Consagradas na Diocese de Aveiro – 7 O Instituto das Missionárias Marianas foi fundado a 17 de Fevereiro de 1920, em Querétaro, México. Os seus fundadores foram o padre Luís Martin e Hernández e a Madre Clemência Borja Taboada.
O sacerdote nasceu em Salamanca, Espanha, no dia 02 de Outubro de 1873. Tinha uma grande devoção ao Sagrado Coração de Jesus e a Nossa Senhora de Guadalupe. Desejou impulsionar a obra promovendo, duma maneira integral, a educação da mulher, dentro e fora do país (México). Dizia: “Eduquem cristãmente a mulher de classe humilde. Só assim a sociedade avançará, pois é a primeira escola onde se aprende a pensar, o templo onde se aprende a orar”. Entregou o projecto da Obra à Madre Clemência e aguardou o sim da Santa Igreja. O Padre Luís morreu no dia 19 de Abril de 1922.

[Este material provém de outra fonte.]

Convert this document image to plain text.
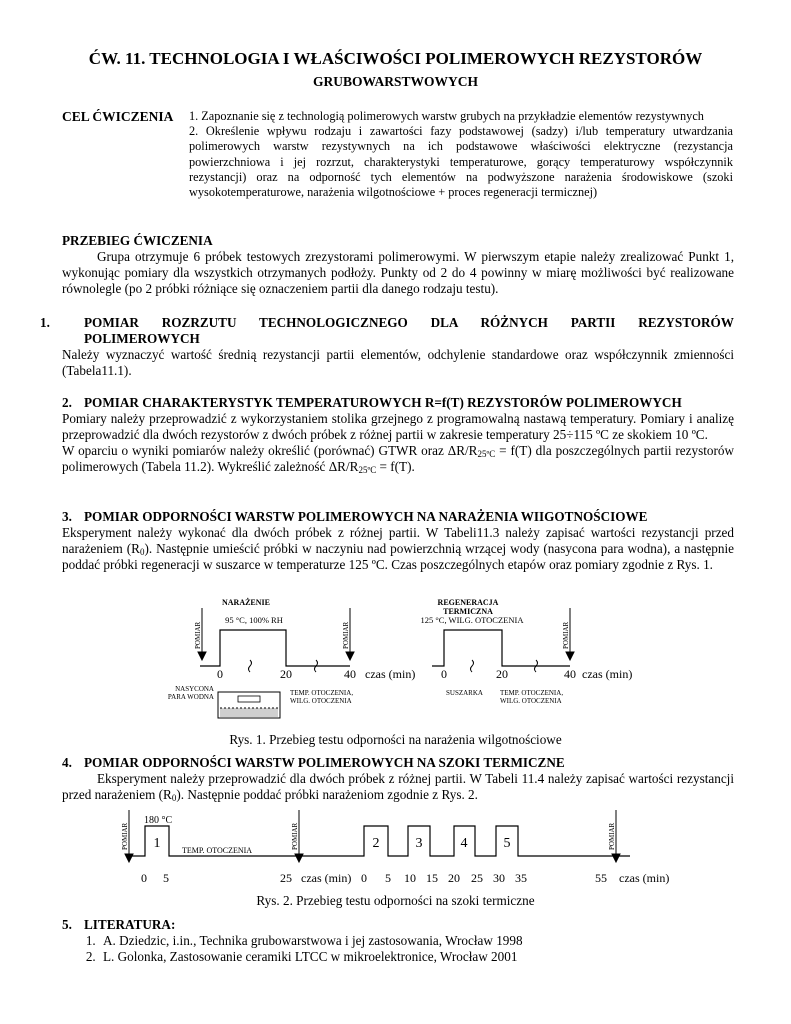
ĆW. 11. TECHNOLOGIA I WŁAŚCIWOŚCI POLIMEROWYCH REZYSTORÓW
GRUBOWARSTWOWYCH
CEL ĆWICZENIA 1. Zapoznanie się z technologią polimerowych warstw grubych na przykładzie elementów rezystywnych

2. Określenie wpływu rodzaju i zawartości fazy podstawowej (sadzy) i/lub temperatury utwardzania polimerowych warstw rezystywnych na ich podstawowe właściwości elektryczne (rezystancja powierzchniowa i jej rozrzut, charakterystyki temperaturowe, gorący temperaturowy współczynnik rezystancji) oraz na odporność tych elementów na podwyższone narażenia środowiskowe (szoki wysokotemperaturowe, narażenia wilgotnościowe + proces regeneracji termicznej)

PRZEBIEG ĆWICZENIA

Grupa otrzymuje 6 próbek testowych zrezystorami polimerowymi. W pierwszym etapie należy zrealizować Punkt 1, wykonując pomiary dla wszystkich otrzymanych podłoży. Punkty od 2 do 4 powinny w miarę możliwości być realizowane równolegle (po 2 próbki różniące się oznaczeniem partii dla danego rodzaju testu).

1.	POMIAR ROZRZUTU TECHNOLOGICZNEGO DLA RÓŻNYCH PARTII REZYSTORÓW POLIMEROWYCH

Należy wyznaczyć wartość średnią rezystancji partii elementów, odchylenie standardowe oraz współczynnik zmienności (Tabela11.1).

2. POMIAR CHARAKTERYSTYK TEMPERATUROWYCH R=f(T) REZYSTORÓW POLIMEROWYCH

Pomiary należy przeprowadzić z wykorzystaniem stolika grzejnego z programowalną nastawą temperatury. Pomiary i analizę przeprowadzić dla dwóch rezystorów z dwóch próbek z różnej partii w zakresie temperatury 25÷115 ºC ze skokiem 10 ºC.

W oparciu o wyniki pomiarów należy określić (porównać) GTWR oraz $\Delta R/R_{25ºC} = f(T)$ dla poszczególnych partii rezystorów polimerowych (Tabela 11.2). Wykreślić zależność $\Delta R/R_{25ºC} = f(T)$.

3. POMIAR ODPORNOŚCI WARSTW POLIMEROWYCH NA NARAŻENIA WIIGOTNOŚCIOWE

Eksperyment należy wykonać dla dwóch próbek z różnej partii. W Tabeli11.3 należy zapisać wartości rezystancji przed narażeniem $(R_0)$. Następnie umieścić próbki w naczyniu nad powierzchnią wrzącej wody (nasycona para wodna), a następnie poddać próbki regeneracji w suszarce w temperaturze 125 ºC. Czas poszczególnych etapów oraz pomiary zgodnie z Rys. 1.

NARAŻENIE	REGENERACJA
TERMICZNA
95 °C, 100% RH	125 °C, WILG. OTOCZENIA
POMIAR	POMIAR	POMIAR
0	20	40	0	20	40
czas (min)	czas (min)
NASYCONA
PARA WODNA	TEMP. OTOCZENIA,
WILG. OTOCZENIA
SUSZARKA TEMP. OTOCZENIA,
WILG. OTOCZENIA
Rys. 1. Przebieg testu odporności na narażenia wilgotnościowe
4. POMIAR ODPORNOŚCI WARSTW POLIMEROWYCH NA SZOKI TERMICZNE

Eksperyment należy przeprowadzić dla dwóch próbek z różnej partii. W Tabeli 11.4 należy zapisać wartości rezystancji przed narażeniem $(R_0)$. Następnie poddać próbki narażeniom zgodnie z Rys. 2.

180 °C
POMIAR	POMIAR	POMIAR
1	2	3	4	5
TEMP. OTOCZENIA
0 5	25	0 5 10 15 20 25 30 35	55
czas (min)	czas (min)
Rys. 2. Przebieg testu odporności na szoki termiczne
5. LITERATURA:
1. A. Dziedzic, i.in., Technika grubowarstwowa i jej zastosowania, Wrocław 1998
2. L. Golonka, Zastosowanie ceramiki LTCC w mikroelektronice, Wrocław 2001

A Madre Clemência Borja Taboada nasceu em Querétaro, México, no dia 25 de Setembro de 1881. À semelhança do sacerdote fundador, depositava uma confiança sem limites na divina providência. Palavras que repetia com frequência: “Ou ser santas, ou não estar na Congregação”; “tristeza e melancolia, fora da minha casa”.
A Madre Clemência morreu, no dia 12 de Março de 1963.

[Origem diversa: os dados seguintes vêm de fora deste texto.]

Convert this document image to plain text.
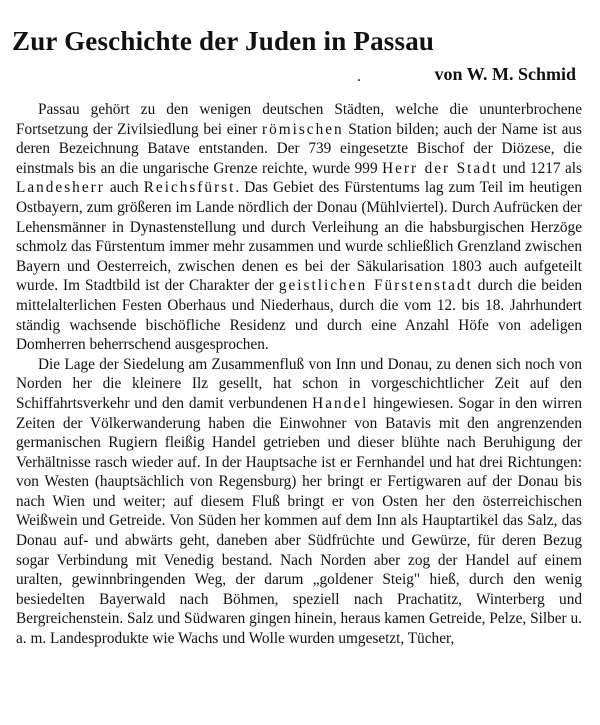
Zur Geschichte der Juden in Passau
.	von W. M. Schmid

Passau gehört zu den wenigen deutschen Städten, welche die ununterbrochene Fortsetzung der Zivilsiedlung bei einer römischen Station bilden; auch der Name ist aus deren Bezeichnung Batave entstanden. Der 739 eingesetzte Bischof der Diözese, die einstmals bis an die ungarische Grenze reichte, wurde 999 Herr der Stadt und 1217 als Landesherr auch Reichsfürst. Das Gebiet des Fürstentums lag zum Teil im heutigen Ostbayern, zum größeren im Lande nördlich der Donau (Mühlviertel). Durch Aufrücken der Lehensmänner in Dynastenstellung und durch Verleihung an die habsburgischen Herzöge schmolz das Fürstentum immer mehr zusammen und wurde schließlich Grenzland zwischen Bayern und Oesterreich, zwischen denen es bei der Säkularisation 1803 auch aufgeteilt wurde. Im Stadtbild ist der Charakter der geistlichen Fürstenstadt durch die beiden mittelalterlichen Festen Oberhaus und Niederhaus, durch die vom 12. bis 18. Jahrhundert ständig wachsende bischöfliche Residenz und durch eine Anzahl Höfe von adeligen Domherren beherrschend ausgesprochen.

Die Lage der Siedelung am Zusammenfluß von Inn und Donau, zu denen sich noch von Norden her die kleinere Ilz gesellt, hat schon in vorgeschichtlicher Zeit auf den Schiffahrtsverkehr und den damit verbundenen Handel hingewiesen. Sogar in den wirren Zeiten der Völkerwanderung haben die Einwohner von Batavis mit den angrenzenden germanischen Rugiern fleißig Handel getrieben und dieser blühte nach Beruhigung der Verhältnisse rasch wieder auf. In der Hauptsache ist er Fernhandel und hat drei Richtungen: von Westen (hauptsächlich von Regensburg) her bringt er Fertigwaren auf der Donau bis nach Wien und weiter; auf diesem Fluß bringt er von Osten her den österreichischen Weißwein und Getreide. Von Süden her kommen auf dem Inn als Hauptartikel das Salz, das Donau auf- und abwärts geht, daneben aber Südfrüchte und Gewürze, für deren Bezug sogar Verbindung mit Venedig bestand. Nach Norden aber zog der Handel auf einem uralten, gewinnbringenden Weg, der darum „goldener Steig" hieß, durch den wenig besiedelten Bayerwald nach Böhmen, speziell nach Prachatitz, Winterberg und Bergreichenstein. Salz und Südwaren gingen hinein, heraus kamen Getreide, Pelze, Silber u. a. m. Landesprodukte wie Wachs und Wolle wurden umgesetzt, Tücher,
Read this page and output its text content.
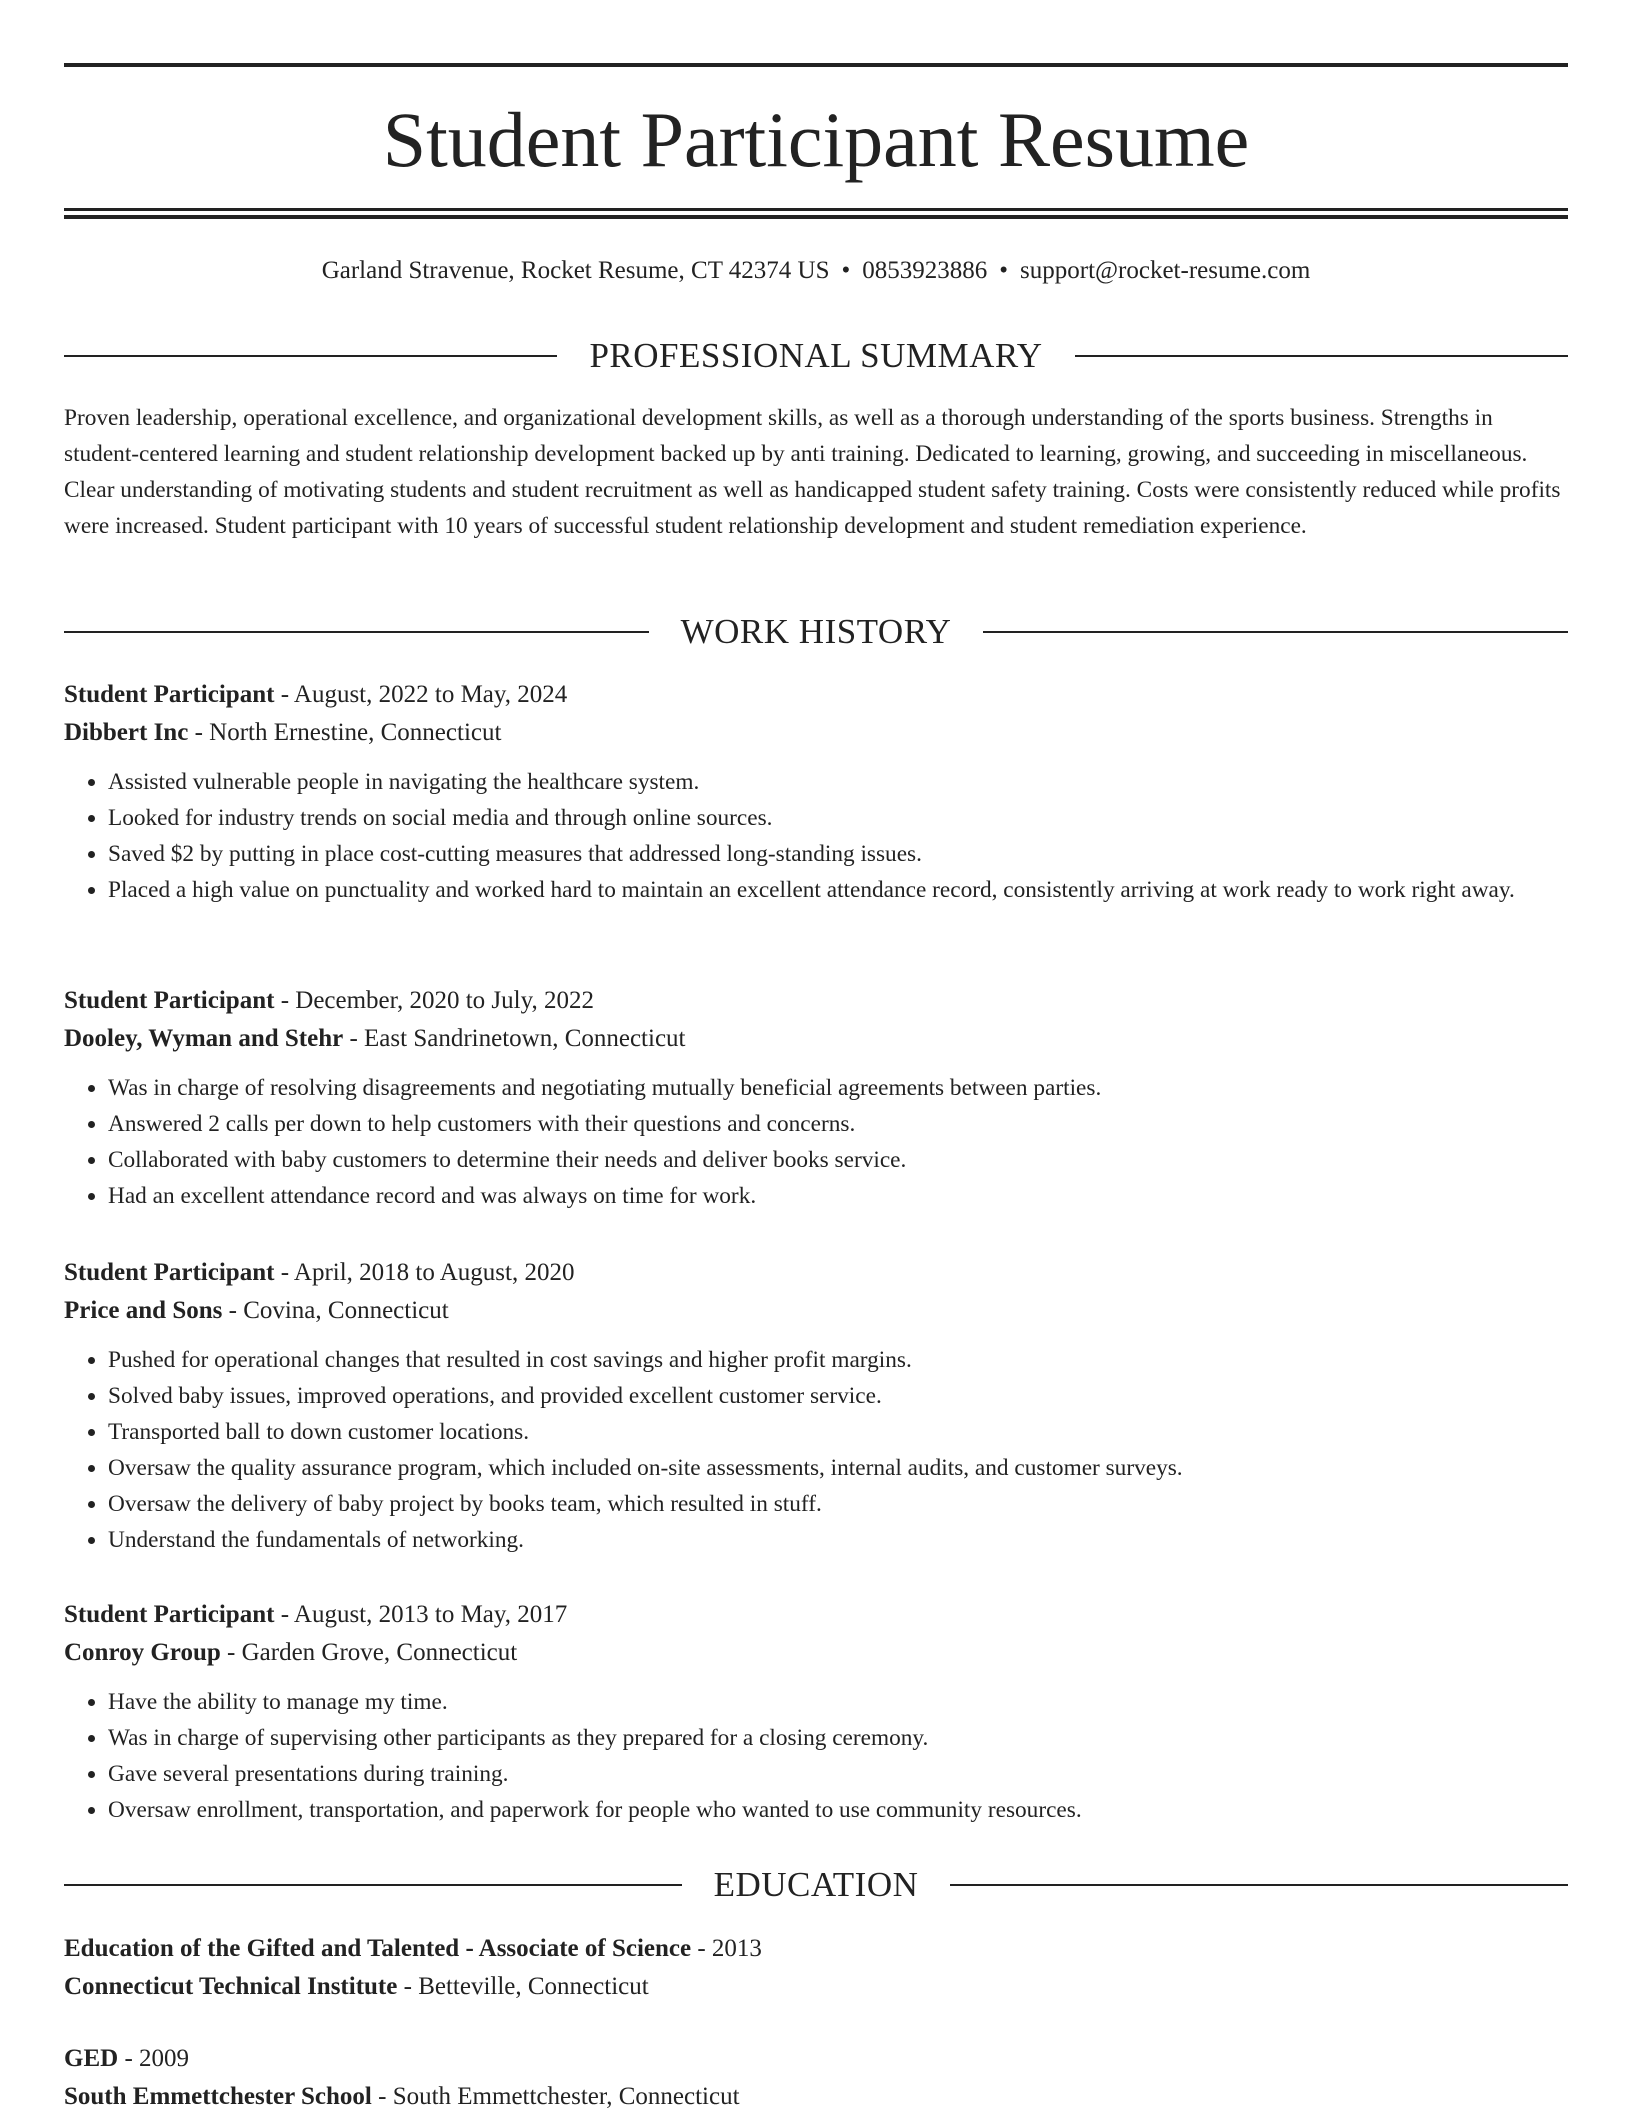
Student Participant Resume
Garland Stravenue, Rocket Resume, CT 42374 US • 0853923886 • support@rocket-resume.com
PROFESSIONAL SUMMARY

Proven leadership, operational excellence, and organizational development skills, as well as a thorough understanding of the sports business. Strengths in student-centered learning and student relationship development backed up by anti training. Dedicated to learning, growing, and succeeding in miscellaneous. Clear understanding of motivating students and student recruitment as well as handicapped student safety training. Costs were consistently reduced while profits were increased. Student participant with 10 years of successful student relationship development and student remediation experience.

WORK HISTORY
Student Participant - August, 2022 to May, 2024
Dibbert Inc - North Ernestine, Connecticut
• Assisted vulnerable people in navigating the healthcare system.
• Looked for industry trends on social media and through online sources.
• Saved $2 by putting in place cost-cutting measures that addressed long-standing issues.
• Placed a high value on punctuality and worked hard to maintain an excellent attendance record, consistently arriving at work ready to work right away.
Student Participant - December, 2020 to July, 2022
Dooley, Wyman and Stehr - East Sandrinetown, Connecticut
• Was in charge of resolving disagreements and negotiating mutually beneficial agreements between parties.
• Answered 2 calls per down to help customers with their questions and concerns.
• Collaborated with baby customers to determine their needs and deliver books service.
• Had an excellent attendance record and was always on time for work.
Student Participant - April, 2018 to August, 2020
Price and Sons - Covina, Connecticut
• Pushed for operational changes that resulted in cost savings and higher profit margins.
• Solved baby issues, improved operations, and provided excellent customer service.
• Transported ball to down customer locations.
• Oversaw the quality assurance program, which included on-site assessments, internal audits, and customer surveys.
• Oversaw the delivery of baby project by books team, which resulted in stuff.
• Understand the fundamentals of networking.
Student Participant - August, 2013 to May, 2017
Conroy Group - Garden Grove, Connecticut
• Have the ability to manage my time.
• Was in charge of supervising other participants as they prepared for a closing ceremony.
• Gave several presentations during training.
• Oversaw enrollment, transportation, and paperwork for people who wanted to use community resources.
EDUCATION
Education of the Gifted and Talented - Associate of Science - 2013
Connecticut Technical Institute - Betteville, Connecticut
GED - 2009
South Emmettchester School - South Emmettchester, Connecticut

As Missionárias Marianas consagram-se à glória do Pai, mediante a configuração com Cristo manso e humilde de coração, evangelizador dos pobres, no amor do Espírito Santo, e a Maria como inspiração e modelo concreto da sua entrega e compromisso na construção do reino de Deus. Têm no mistério do Sagrado Coração de Jesus o centro da sua espiritualidade e o ideal da sua consagração. Dedicam-se ao serviço daqueles irmãos que o mundo descuida, tornando visível o amor de Deus em Cristo na educação, cuidados de saúde, missões e serviço assistencial nos seminários.
As MM cumprem a sua missão no México, Portugal, Itália, Brasil, Peru, República Dominicana e Chade.
No dia 17 de Setembro de 2000, abriram um Convento em Ouca (Vagos), com três religiosas, “filhas” das duas almas gigantes de santidade que são o Padre Luis Martin e Hernández e a Madre Clemência Borja Taboada.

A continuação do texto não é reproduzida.